格式塔心理學又稱為完形心理學,最初誕生于德國,代表人物包括韋特海默、苛勒以及考夫卡,后來在美國得到了進一步的發展。在整個理論的研究過程中,幾位科學家以藝術繪畫為對象,在對視覺認知展開討論的過程中探索出這一要點。所謂“格式塔”即為單詞Gestalt的音譯,在這一流派的主張中通常強調藝術作品本身的整體性與人的心理對象的組織構造和整體化作用,即所謂的“完形”作用[2]。在考夫卡的觀念中,藝術作品中不同部分互相作用、互相聯結所產生的整體性效應對人的感受產生了影響,使人能夠體察到美學的感染。
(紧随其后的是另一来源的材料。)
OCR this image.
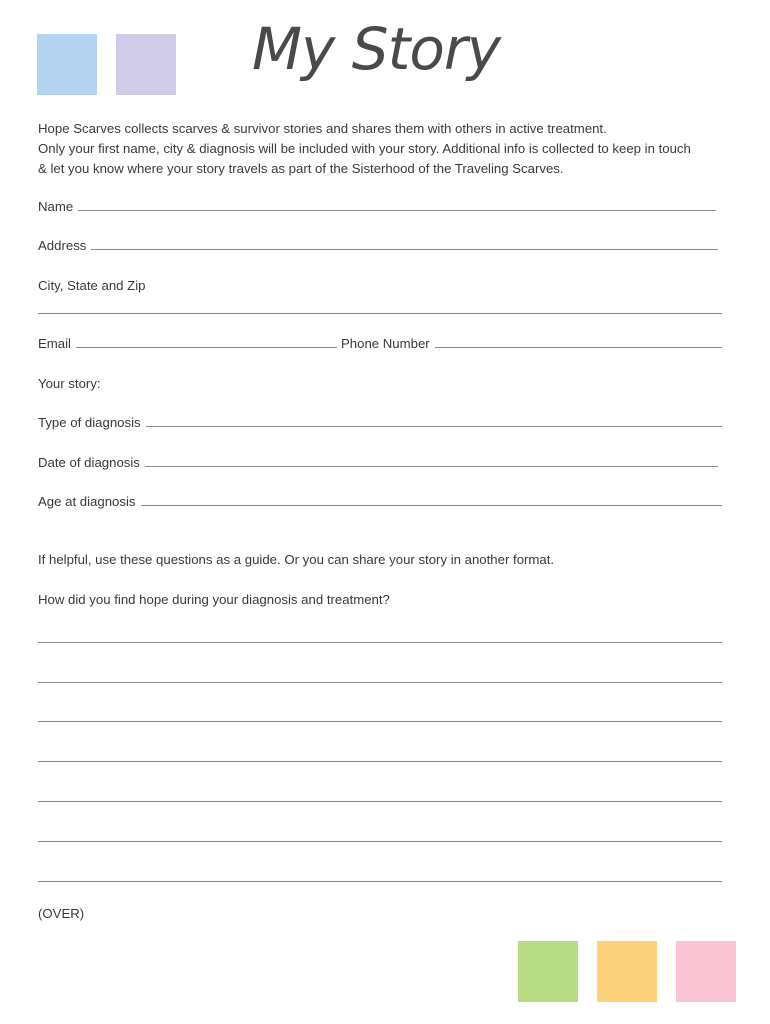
My Story
Hope Scarves collects scarves & survivor stories and shares them with others in active treatment.
Only your first name, city & diagnosis will be included with your story. Additional info is collected to keep in touch
& let you know where your story travels as part of the Sisterhood of the Traveling Scarves.
Name
Address
City, State and Zip
Email	Phone Number
Your story:
Type of diagnosis
Date of diagnosis
Age at diagnosis
If helpful, use these questions as a guide. Or you can share your story in another format.
How did you find hope during your diagnosis and treatment?
(OVER)
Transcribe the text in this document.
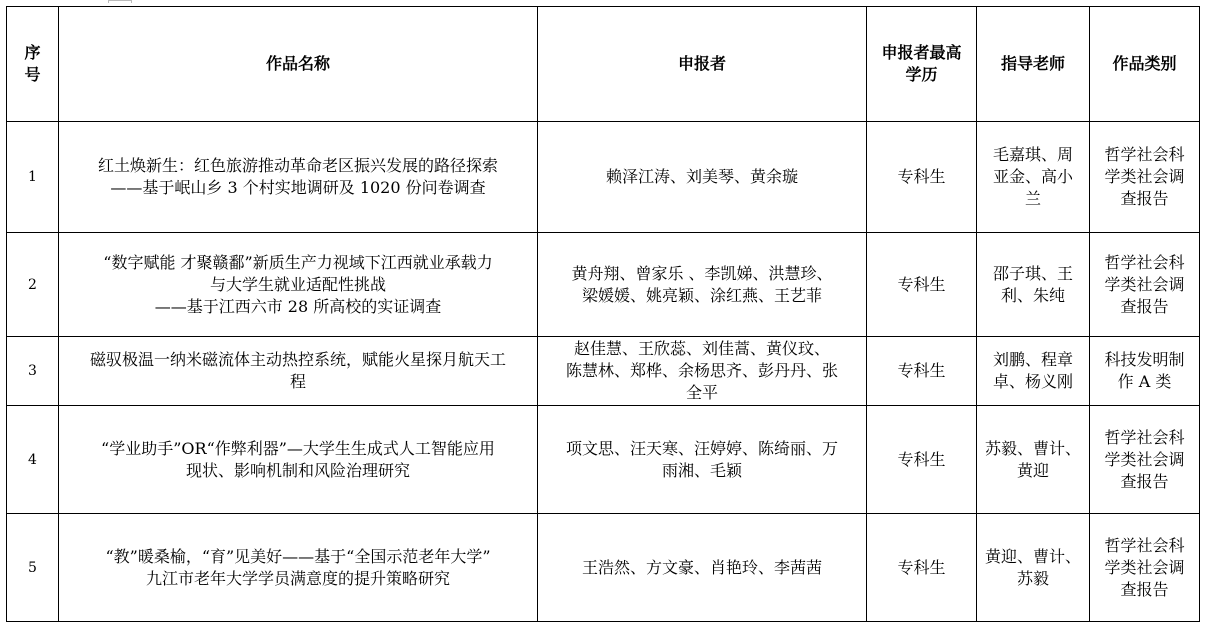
序
号	作品名称	申报者	申报者最高
学历	指导老师	作品类别

1	红土焕新生：红色旅游推动革命老区振兴发展的路径探索
——基于岷山乡 3 个村实地调研及 1020 份问卷调查	赖泽江涛、刘美琴、黄余璇	专科生	毛嘉琪、周
亚金、高小
兰	哲学社会科
学类社会调
查报告

2	“数字赋能 才聚赣鄱”新质生产力视域下江西就业承载力
与大学生就业适配性挑战
——基于江西六市 28 所高校的实证调查	黄舟翔、曾家乐 、李凯娣、洪慧珍、
梁媛媛、姚亮颖、涂红燕、王艺菲	专科生	邵子琪、王
利、朱纯	哲学社会科
学类社会调
查报告

3	磁驭极温一纳米磁流体主动热控系统，赋能火星探月航天工
程	赵佳慧、王欣蕊、刘佳蒿、黄仪玟、
陈慧林、郑桦、余杨思齐、彭丹丹、张
全平	专科生	刘鹏、程章
卓、杨义刚	科技发明制
作 A 类

4	“学业助手”OR“作弊利器”—大学生生成式人工智能应用
现状、影响机制和风险治理研究	项文思、汪天寒、汪婷婷、陈绮丽、万
雨湘、毛颖	专科生	苏毅、曹计、
黄迎	哲学社会科
学类社会调
查报告

5	“教”暖桑榆，“育”见美好——基于“全国示范老年大学”
九江市老年大学学员满意度的提升策略研究	王浩然、方文豪、肖艳玲、李茜茜	专科生	黄迎、曹计、
苏毅	哲学社会科
学类社会调
查报告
而阿恩海姆通過將格式塔理論與視覺藝術進行結合得到了關于美學的更多觀點,他強調視知覺在藝術創造中的重要作用,認為抓住視覺對象中存在的整體性特征原則是藝術創造的關鍵所在。阿恩海姆在物理學知識的基礎上,將“心理力場”的觀念引入格式塔美學觀念中,并提出了相應的理論,他認為感知覺是人在初次接觸陌生事物時所產生的自然的、天生的生理反應。而這種感覺在既有經驗的基礎上進行了升級和發展,使其成為理性的思維,因此感知力與設計者的創造能力之間存在著某種緊密的聯系。格式塔理論流派對美在形式這一觀點也有了新的理解和認知,以更系統廣泛的角度對藝術創作中美學的欣賞進行了闡述,認為形式美缺少對藝術平衡、和諧、統一的詮釋。這一觀點與現代主義建筑思潮的審美原則產生了共鳴,其代表人物德國建筑師格羅皮烏斯主張突破傳統建筑形式的約束,以充滿理性主義和激進主義色彩的設計手法通過新材料、新結構的應用創造新的建筑風格。
伴隨著現代化建設的不斷推進,科技創新與產業發展的融合為建筑設計觀念的更新提供了前提條件。借助先進的儀器設備與技術手段,科學家了解到大腦視覺機制的秘密。作為人體中信息處理的重要功能器官,在接收到不同信息類型時大腦內不同區域將產生相應的反應,并發生具有先后順序的活躍,隨著科學技術的不斷完善和進步視覺認知理論也在不斷更新[3]。從格式塔心理學開始伴隨著時間的推移和技術的創新視覺認知理論在曲折中不斷發展,視覺作為感覺信息獲取中的主要組成部分,對于思維和記憶處理具有重要的意義。而視覺認知理論將整個視覺認知過程概括為3大階段:首先是信息的輸入,其中包括感知覺、注意、記憶等具體環節。感知覺對物體信息進行采集和加工并賦予其意義。而注意則與信息捕捉時的效率和集中度有著緊密的聯系。其次是視覺信息的存儲,在這一階段中需要對前期獲取到的信息進行編碼和存儲,存儲的方式包括短期和長期。在受到一定刺激的情況下將出現短期記憶,對信息進行加工處理的能力相對更低且可存儲量更低,主要由聲碼構成。而長期記憶則是短期記憶在鞏固后形成,以意碼為主。最后是對已存儲信息的查找、應用以及新的視覺信息的產生。已存儲的視覺信息經過轉換加工以及編碼后具有抽象化的特點,在查找及應用中需要進行提取和形象轉化,在一系列復雜的處理作用下組成新的思維和表象。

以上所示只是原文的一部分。